“Siapa yang datang ke Indonesia kalau country risk-nya sebegitu tinggi? Pasti investor yang nekat,” ujar dia.
Pahala mengungkapkan, skor IPK selama ini tidak pernah melewati batas 40. Menurutnya, perlu berbagai terobosan untuk mendongkrak IPK menembus angka tersebut.
Baca juga: Indeks Korupsi Turun, Indonesia Mendekati Deretan Sepertiga Negara Korup Dunia
Ia mencontohkan hingga saat ini belum terdapat terobosan di bidang pengadaan barang dan jasa serta konflik kepentingan.
“Kita bilang sistemnya semua orang tahu sistem yang sekarang ini, terobosannya kan enggak ada,” ujar Pahala.
Sementara itu, Managing Director of Paramadina Public Policy Institute, Ahmad Khoirul Umam menyebut merosotnya IPK menunjukkan demokrasi sedang dalam masalah serius.
“Kalau Indonesia pada titik 34 tepat berada di tengah 30 dan 36 maka ada sesuatu secara demokrasi cukup serius problemnya di sana,” kata Umam.
Ia lantas menyoroti turunnya PRS International Risk Guide dari 48 menjadi 35.

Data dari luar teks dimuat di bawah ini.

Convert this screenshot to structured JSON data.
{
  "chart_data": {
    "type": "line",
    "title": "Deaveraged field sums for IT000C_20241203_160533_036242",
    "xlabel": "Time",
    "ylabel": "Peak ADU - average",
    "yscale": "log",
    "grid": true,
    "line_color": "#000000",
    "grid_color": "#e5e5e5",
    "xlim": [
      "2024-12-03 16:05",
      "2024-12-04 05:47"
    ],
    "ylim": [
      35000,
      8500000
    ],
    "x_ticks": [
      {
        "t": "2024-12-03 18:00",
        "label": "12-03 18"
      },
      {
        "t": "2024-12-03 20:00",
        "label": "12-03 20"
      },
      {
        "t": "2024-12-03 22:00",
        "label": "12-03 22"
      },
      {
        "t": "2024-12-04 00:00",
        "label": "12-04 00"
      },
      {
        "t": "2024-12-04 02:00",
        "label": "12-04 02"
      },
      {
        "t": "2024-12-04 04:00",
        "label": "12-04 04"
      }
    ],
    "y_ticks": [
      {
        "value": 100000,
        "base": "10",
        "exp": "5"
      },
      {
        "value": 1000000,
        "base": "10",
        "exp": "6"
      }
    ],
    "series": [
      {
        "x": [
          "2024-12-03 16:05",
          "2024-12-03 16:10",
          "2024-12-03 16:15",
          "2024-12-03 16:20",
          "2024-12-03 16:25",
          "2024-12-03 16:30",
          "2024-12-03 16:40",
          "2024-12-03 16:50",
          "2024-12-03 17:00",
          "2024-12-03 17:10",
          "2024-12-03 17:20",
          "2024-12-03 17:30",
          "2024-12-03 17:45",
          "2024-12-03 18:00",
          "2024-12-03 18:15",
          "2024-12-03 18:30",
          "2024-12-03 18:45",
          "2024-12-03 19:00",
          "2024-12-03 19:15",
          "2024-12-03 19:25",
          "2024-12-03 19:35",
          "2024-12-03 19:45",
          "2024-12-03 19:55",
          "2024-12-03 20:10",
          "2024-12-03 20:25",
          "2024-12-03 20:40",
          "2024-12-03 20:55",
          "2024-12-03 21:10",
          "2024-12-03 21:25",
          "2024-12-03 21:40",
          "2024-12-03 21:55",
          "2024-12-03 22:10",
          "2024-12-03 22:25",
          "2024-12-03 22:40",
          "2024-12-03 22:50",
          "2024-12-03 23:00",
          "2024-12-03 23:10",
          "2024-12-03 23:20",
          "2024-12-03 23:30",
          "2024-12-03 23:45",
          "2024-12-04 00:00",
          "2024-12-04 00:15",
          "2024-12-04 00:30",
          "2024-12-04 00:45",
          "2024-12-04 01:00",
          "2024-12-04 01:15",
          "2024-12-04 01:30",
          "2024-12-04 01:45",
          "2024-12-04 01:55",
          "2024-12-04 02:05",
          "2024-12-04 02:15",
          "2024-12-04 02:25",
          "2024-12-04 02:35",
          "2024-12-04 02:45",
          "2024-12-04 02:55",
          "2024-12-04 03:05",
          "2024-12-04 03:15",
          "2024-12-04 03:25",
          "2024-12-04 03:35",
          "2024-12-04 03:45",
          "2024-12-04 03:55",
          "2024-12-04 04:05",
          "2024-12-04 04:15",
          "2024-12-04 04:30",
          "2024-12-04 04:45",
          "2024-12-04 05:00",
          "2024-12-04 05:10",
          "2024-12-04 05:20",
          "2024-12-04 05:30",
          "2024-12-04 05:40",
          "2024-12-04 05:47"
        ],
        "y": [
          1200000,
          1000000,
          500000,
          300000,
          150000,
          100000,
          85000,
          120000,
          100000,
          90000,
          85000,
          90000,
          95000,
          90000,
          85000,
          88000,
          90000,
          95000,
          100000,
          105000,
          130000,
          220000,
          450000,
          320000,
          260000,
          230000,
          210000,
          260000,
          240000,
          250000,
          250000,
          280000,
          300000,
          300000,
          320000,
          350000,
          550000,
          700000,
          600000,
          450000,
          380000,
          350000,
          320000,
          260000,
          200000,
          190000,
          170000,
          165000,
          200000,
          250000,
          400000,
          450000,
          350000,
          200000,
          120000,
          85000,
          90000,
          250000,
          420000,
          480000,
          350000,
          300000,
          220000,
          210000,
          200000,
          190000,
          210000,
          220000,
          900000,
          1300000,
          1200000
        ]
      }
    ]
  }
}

Indikator ini mengukur korupsi dalam sistem politik, konflik kepentingan antara politisi dan pelaku usaha, serta pembayaran suap untuk izin ekspor/impor.
Baca juga: ICW Sebut Merosotnya IPK Tak Terlepas dari Pernyataan Luhut dan Tito yang Permisif terhadap Korupsi
Sementara, dua indikator lainnya, IMD WOrld Competitiveness Yearbook dan Political and Economic Risk Consultancy (PERC) Asia Risk Guide juga merosot.
Ketiga indikator itu memang memberikan penilaian dari perspektif bisnis. Namun, terdapat dunia bisnis memberikan catatan terhadap kualitas demokrasi dan penegakan hukum.
“Jadi kualitas demokrasi kita memang kalau kita sekarang menjadi 34 ini adalah pesan terjadi kita sudah mengalami kemunduran demokrasi,” ujar Umam.
Ia kemudian menyebut bahwa demokrasi tidak bisa hanya dipahami sebatas penyelenggaraan pemilu.
Sejumlah komponen lain seperti aturan hukum, kebebasan pers, dan semangat masyarakat sipil juga mesti dipenuhi.
Sejumlah peristiwa yang ditimbulkan kelompok politik tertentu untuk mengkooptasi kekuasaaan dan melemahkan pengawasan terhadap demokrasi.
Beberapa di antara fenomena itu adalah pelemahan Komisi Pemberantasan Korupsi (KPK); wacana perpanjangan presiden, penundaan Pemilu, masa jabatan kepala desa; dan skema Pemilu serentak sementara 271 kepala daerah rentan dipolitisasi.
“KPK sebagai korektor kekuasaan telah ter-delegitimasi, tadi Mbak Bibit (Bivitri Susanti) secara clear, KPK dibunuh, saya agak tertegun,” tuturnya.
Terpisah, Indonesia Corruption Watch (ICW) memandang, kemerosotan skor IPK ini membuat Indonesia llayak disebut sebagai negara korup.
Peneliti ICW, Kurnia Ramadhana mengatakan, narasi pemberantasan korupsi yang selama ini disampaikan Presiden Joko Widodo tak ubahnya hanya pemanis belaka.